WR: Ino reflects when Naruto leaves. NaruIno. And they're in their 20s here. This has no relation to any other so-called fics I've written.

~*~

You're leaving? Leaving already? Why? How? When? What? I'm holding your hand, but I can't hold you; I'm looking into your eyes, but it seems like you're trying to close them. Yeah, I'm trying to be with you, but you're running away, and I can't help but wonder why. Is it because of me? Is my hair too short? Or too long? Or is it the clothes that I wear? Or the flowers that I give? Because if it's that, if it's any of that, I'd be willing to change it. Is it the way I talk? Or the way I walk and laugh and scream and yell? Because if it's any of that, I'd change it for you. Because, goddamnit, I'm not letting you get away this time; not you, the one who I want to spend the rest of my days with, not you, the one who I struggled with and cried with, no, not you.

What? You're standing up now? And you're brushing the dirt off of your clothes? No, don't do that. Rewind. Stay with me, or at least press the pause button so I'll be able to stay here forever. Then rewind again to when we first started. When it was us, and no-one else, because that's what I want. Yeah, you were like a remedy then, and you're like one now, except you're leaving, and I don't know who to heal me anymore.

And your hands, no! They're leaving mine! Please, please, don't take them away. I'm sitting on our bench, and I can't even stand up. What? You're calling my name? Yeah. Ino, Ino, it's always Ino, but you never really did add the -chan to the end; never like you called Sakura, never like you called her. And I suppose it's easier this way - for me to think you never really did love me anyway, for me to think I was so stupid to fall for you. Because then I can get over you. And I can learn to live without you. Yeah. Without you.

"Ino, stand up," you call to me. Naruto, Naruto, Naruto, when will you ever understand that I don't want to come with you? Because I'll always remember my last moments with you to be full of tears, and anguish and despair, and I want to remember you as the boy you are now. Yeah, so that when I grow even older, I can say to myself that you weren't worth crying over, and that I didn't care for you enough to send you off.

"Nee, Naruto-kun," I find myself saying. Why, why, why does your name roll of my tongue? And why can't I stop myself from asking you these questions?

"Eh?"

And yeah, I grip your hand again. I don't care this time that I have to reach out, that I finally seem vulnerable and lost - because I am lost. Because I do want to have you close with me. Because you're mine. And over possessive or not, I don't care.

"Come on, Ino," you sit back down again. Are you staying this time? Until when? Until I'll fall for you even harder, and you can finally rip me apart again? Then it's better you leave now, maybe next time I won't be able to face it.

"It's not like the mission is that hard," you say to me. And I can't help but snort and snicker at your attempt of consoling me. "I mean, it's not like I'm going to die, right?"

But you are. You are. Because no-one's come back from that mission yet. And when that messenger comes to visit me to remind me that you're gone, I'll die.

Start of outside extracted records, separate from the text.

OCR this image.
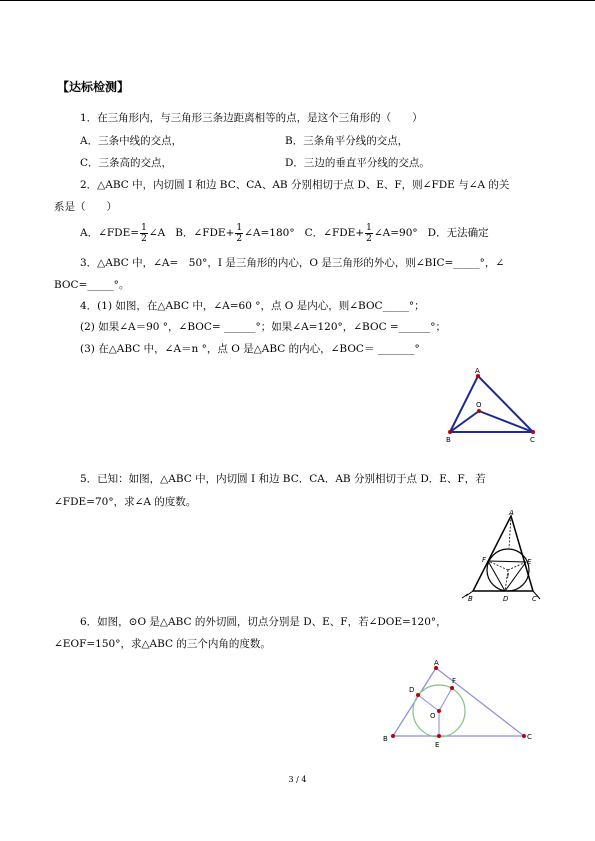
【达标检测】
1．在三角形内，与三角形三条边距离相等的点，是这个三角形的（　　）
A．三条中线的交点，	B．三条角平分线的交点，
C．三条高的交点，	D．三边的垂直平分线的交点。
2．△ABC 中，内切圆 I 和边 BC、CA、AB 分别相切于点 D、E、F，则∠FDE 与∠A 的关
系是（　　）
A．∠FDE= $\frac{1}{2}$ ∠A B．∠FDE+ $\frac{1}{2}$ ∠A=180° C．∠FDE+ $\frac{1}{2}$ ∠A=90° D．无法确定
3．△ABC 中，∠A=　50°，I 是三角形的内心，O 是三角形的外心，则∠BIC=_____°，∠
BOC=_____°。
4．(1) 如图，在△ABC 中，∠A=60 °，点 O 是内心，则∠BOC_____°；
(2) 如果∠A＝90 °，∠BOC= ______°；如果∠A=120°，∠BOC =______°；
(3) 在△ABC 中，∠A＝n °，点 O 是△ABC 的内心，∠BOC＝ _______°
A
B	C
O
5．已知：如图，△ABC 中，内切圆 I 和边 BC．CA．AB 分别相切于点 D．E、F，若
∠FDE=70°，求∠A 的度数。
A
B	C
D
E
F
I
6．如图，⊙O 是△ABC 的外切圆，切点分别是 D、E、F，若∠DOE=120°，
∠EOF=150°，求△ABC 的三个内角的度数。
A
B	C
D
E
F
O
3 / 4
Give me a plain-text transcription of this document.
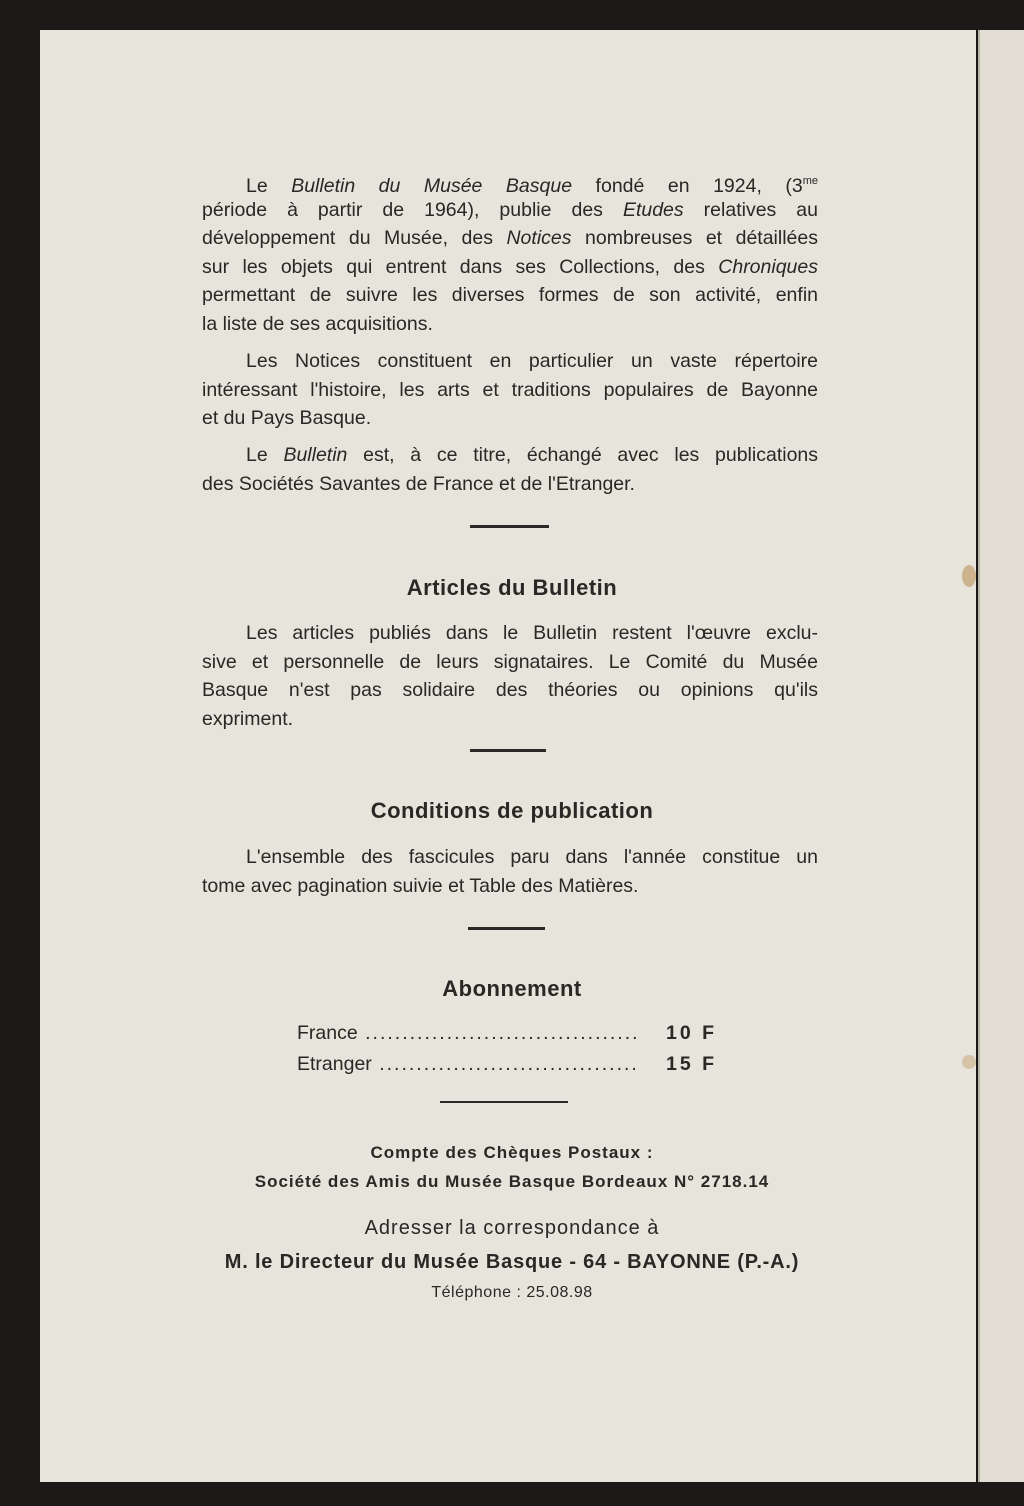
Le Bulletin du Musée Basque fondé en 1924, ($3^{me}$
période à partir de 1964), publie des Etudes relatives au
développement du Musée, des Notices nombreuses et détaillées
sur les objets qui entrent dans ses Collections, des Chroniques
permettant de suivre les diverses formes de son activité, enfin
la liste de ses acquisitions.
Les Notices constituent en particulier un vaste répertoire
intéressant l'histoire, les arts et traditions populaires de Bayonne
et du Pays Basque.
Le Bulletin est, à ce titre, échangé avec les publications
des Sociétés Savantes de France et de l'Etranger.
Articles du Bulletin
Les articles publiés dans le Bulletin restent l'œuvre exclu-
sive et personnelle de leurs signataires. Le Comité du Musée
Basque n'est pas solidaire des théories ou opinions qu'ils
expriment.
Conditions de publication
L'ensemble des fascicules paru dans l'année constitue un
tome avec pagination suivie et Table des Matières.
Abonnement
France .....	10 F
Etranger .....	15 F
Compte des Chèques Postaux :
Société des Amis du Musée Basque Bordeaux N° 2718.14
Adresser la correspondance à
M. le Directeur du Musée Basque - 64 - BAYONNE (P.-A.)
Téléphone : 25.08.98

And I can't despise you for leaving me behind, I can't hate you for not growing old with me; yeah, because I think I love you too much.

"I'm going to be late if you keep on going like this," you say.

"So what if you're late?"

"Eh?"

"I said so what if you're late," I respond, and I look into your eyes and I can see the pain in them. It's better off that way. Maybe then you won't leave. "So what if you don't go on leading them again? I don't care. Your business is none of mine."

"Nee, Ino."

"Just shut up, Naruto," I tell you. And you do shut up. And I want to cry because of that. "Leave for all I care. Don't leave and I won't even give a damn."

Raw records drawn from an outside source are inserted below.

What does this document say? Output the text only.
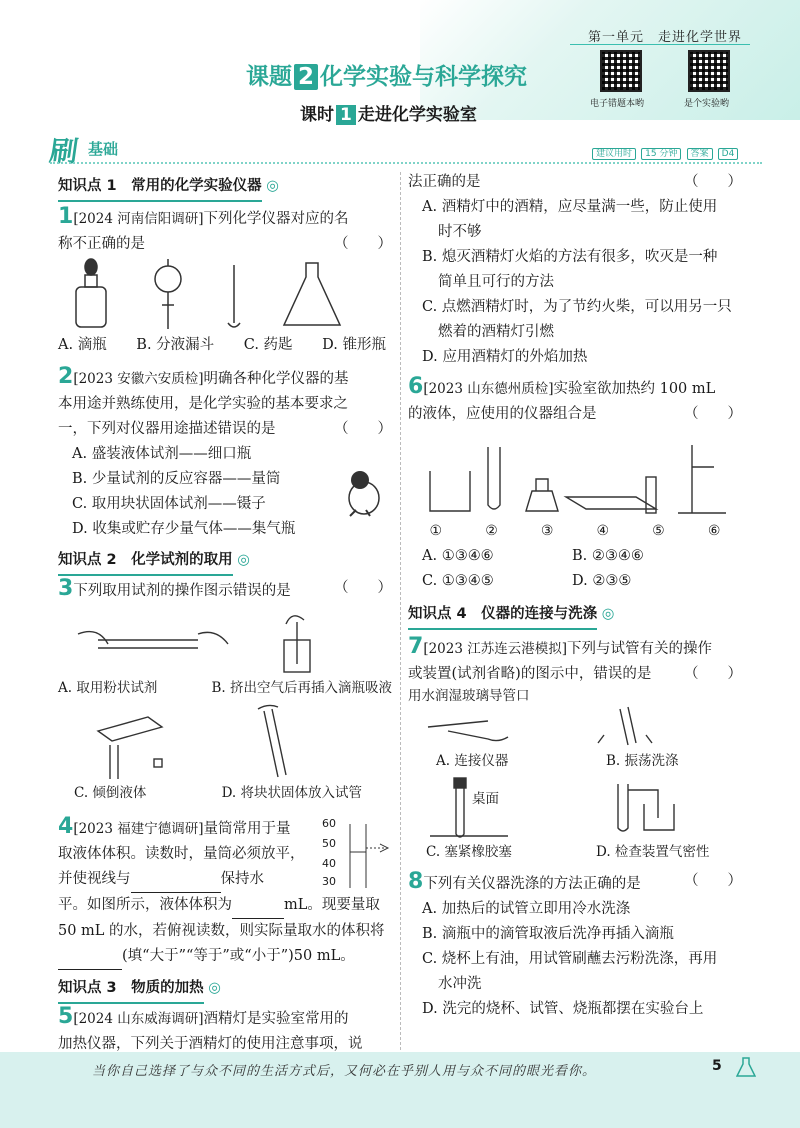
第一单元　走进化学世界
课题 2 化学实验与科学探究
课时 1 走进化学实验室
电子错题本哟	是个实验哟
刷 基础	建议用时 15 分钟 答案 D4
知识点 1　常用的化学实验仪器 ◎
1[2024 河南信阳调研]下列化学仪器对应的名
称不正确的是	（　　）
A. 滴瓶 B. 分液漏斗 C. 药匙 D. 锥形瓶
2[2023 安徽六安质检]明确各种化学仪器的基
本用途并熟练使用，是化学实验的基本要求之
一，下列对仪器用途描述错误的是	（　　）
A. 盛装液体试剂——细口瓶
B. 少量试剂的反应容器——量筒
C. 取用块状固体试剂——镊子
D. 收集或贮存少量气体——集气瓶
知识点 2　化学试剂的取用 ◎
3下列取用试剂的操作图示错误的是	（　　）
A. 取用粉状试剂	B. 挤出空气后再插入滴瓶吸液
C. 倾倒液体	D. 将块状固体放入试管
4[2023 福建宁德调研]量筒常用于量
取液体体积。读数时，量筒必须放平，
并使视线与	保持水
平。如图所示，液体体积为	mL。现要量取
50 mL 的水，若俯视读数，则实际量取水的体积将
(填“大于”“等于”或“小于”)50 mL。
60
50
40
30
知识点 3　物质的加热 ◎
5[2024 山东威海调研]酒精灯是实验室常用的
加热仪器，下列关于酒精灯的使用注意事项，说
法正确的是	（　　）
A. 酒精灯中的酒精，应尽量满一些，防止使用
时不够
B. 熄灭酒精灯火焰的方法有很多，吹灭是一种
简单且可行的方法
C. 点燃酒精灯时，为了节约火柴，可以用另一只
燃着的酒精灯引燃
D. 应用酒精灯的外焰加热
6[2023 山东德州质检]实验室欲加热约 100 mL
的液体，应使用的仪器组合是	（　　）
①	②	③	④	⑤	⑥
A. ①③④⑥	B. ②③④⑥
C. ①③④⑤	D. ②③⑤
知识点 4　仪器的连接与洗涤 ◎
7[2023 江苏连云港模拟]下列与试管有关的操作
或装置(试剂省略)的图示中，错误的是 （　　）
用水润湿玻璃导管口
A. 连接仪器	B. 振荡洗涤
桌面
C. 塞紧橡胶塞	D. 检查装置气密性
8下列有关仪器洗涤的方法正确的是	（　　）
A. 加热后的试管立即用冷水洗涤
B. 滴瓶中的滴管取液后洗净再插入滴瓶
C. 烧杯上有油，用试管刷蘸去污粉洗涤，再用
水冲洗
D. 洗完的烧杯、试管、烧瓶都摆在实验台上
当你自己选择了与众不同的生活方式后，又何必在乎别人用与众不同的眼光看你。	5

"Is that really the way you want it?"

And I choke, and I clutch my hands, and I brush back my hair, and I nod, and I say that yes, it is the way I want it.

So you leave.

And I'm here wondering if I'll ever hear your voice again, if I'll ever see your smile again, if I'll ever get to hold you again.

'Cause boy, you better come back here and save me from this mess.

Just like you always have.

~*~

WR: Oh dear, I hope no-one actually got through reading this. Wrote it in little less than 10 minutes, so sorry for wasting your time. This makes me shudder. And if anyone knows any good Naruto/Ino fics out there please tell me. I'm addicted. Because those two are like a drug. And we at my age always love impossible pairings.